An animator’s perspective (and a special bonus excerpt from befores & afters magazine).
It took 30 years to make, and it’s hard to describe, but Phil Tippett’s MAD GOD is truly unlike almost anything people have seen before. Partly stop-motion animation and partly live-action, the experimental horror feature was this year released on Shudder, having also stirred up audiences at a number of festival screenings.
befores & afters thought it would be interesting to get the thoughts of someone who worked on MAD GOD, and so we turned to Webster Colcord, an experienced stop-motion and CG animator who has worked at Tippett Studio on several projects previously.
In this excerpt from befores & afters magazine, Colcord outlines his experience coming on as a puppet and props fabricator and animator–and even actor double–for the film, and what it took to get inside the mind of the legendary Tippett.
b&a: When you were asked to come on in 2018, what were you asked to do?
Webster Colcord: At that point, Phil was trying to figure out what I could do. First he had me building some miniature props. Then some build-up stop-motion puppet fabrication, and set decoration. Then he kept raising the bar. My first animation assignment was for the siege on the fortress sequence, a fairly complex shot with multiple puppets, lots of cloth, a stone splitting in half.
Soon we got into a high speed miniature shoot with these GI Joe doll-scale puppets for the siege. That was a deep dive because it had wind machines, stop-motion foreground puppets rigged as cable-actuated action miniature puppets, background puppets that were rod actuated from underneath the set, and lots of stuff in the air–smoke, sawdust, dirt, and vermiculite. Phil would take the stop-motion puppets, loosen the armatures, thread cables through them, and we could kinda puppeteer them for the high speed photography.
Vermiculite–a soil additive–it’s one of these old movie tricks that Phil has in his vast repertoire. When it flows through the air and you’re shooting at high speed, it gives a certain kind of blurred shape that just looks great.

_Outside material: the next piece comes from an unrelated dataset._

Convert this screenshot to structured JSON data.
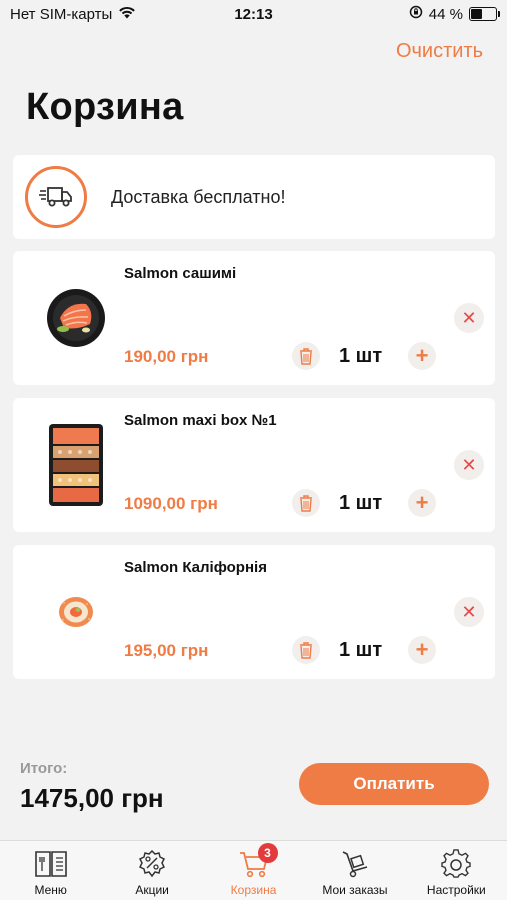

The siege shoot was pretty crazy. Upstairs in the Tippett stage building, the CG animation crew would be toiling away on projects, and Phil had me downstairs building a contraption so that five people could control something like 30 puppets from underneath the set. Then we would bring down a bunch of super talented animators as volunteers for half an hour of puppeteering in wind, dirt, sawdust and smoke. The guys would go back upstairs to their workstations with sawdust and dirt stuck in their hair and in every fold of skin.

b&a: I think what’s always fascinated me in particular about MAD GOD, is that it isn’t just one thing. Even though people talk about it as stop-motion, which of course it is, it’s a mix of things. How did you think it might ultimately be described?
Webster Colcord: I’ve noticed that everybody calls it a stop-motion film, too, but there’s every technique in there. It’s also a mixture of different scales. You might cut to one shot that’s a miniature–a little patch of dirt with a character’s legs walking which was only built and rigged for that one shot.
Then cut to a totally different scale–or even a live actor–in a subsequent shot, not quite seamlessly but there’s something neat and weird about switching between the different scales in such a deliberate way. It throws the viewer off, you just have to submit to it.
I think it gives you a feeling at once that you’re being led through a story by a very intentional storyteller. Someone who is crafting a mood, but also has a lot of experience putting together a great action sequence.
The filmic language seems so familiar, because we’ve all seen his sequences in movies before, but instead of Tauntans and dinosaurs it’s WTF?!? It’s alarming for some viewers, because Phil’s using refined Hollywood moviecraft in a way that’s familiar, but in the service of a story that’s unconventional and maybe subversive. It’s like being around Phil when he’s using power tools–scary!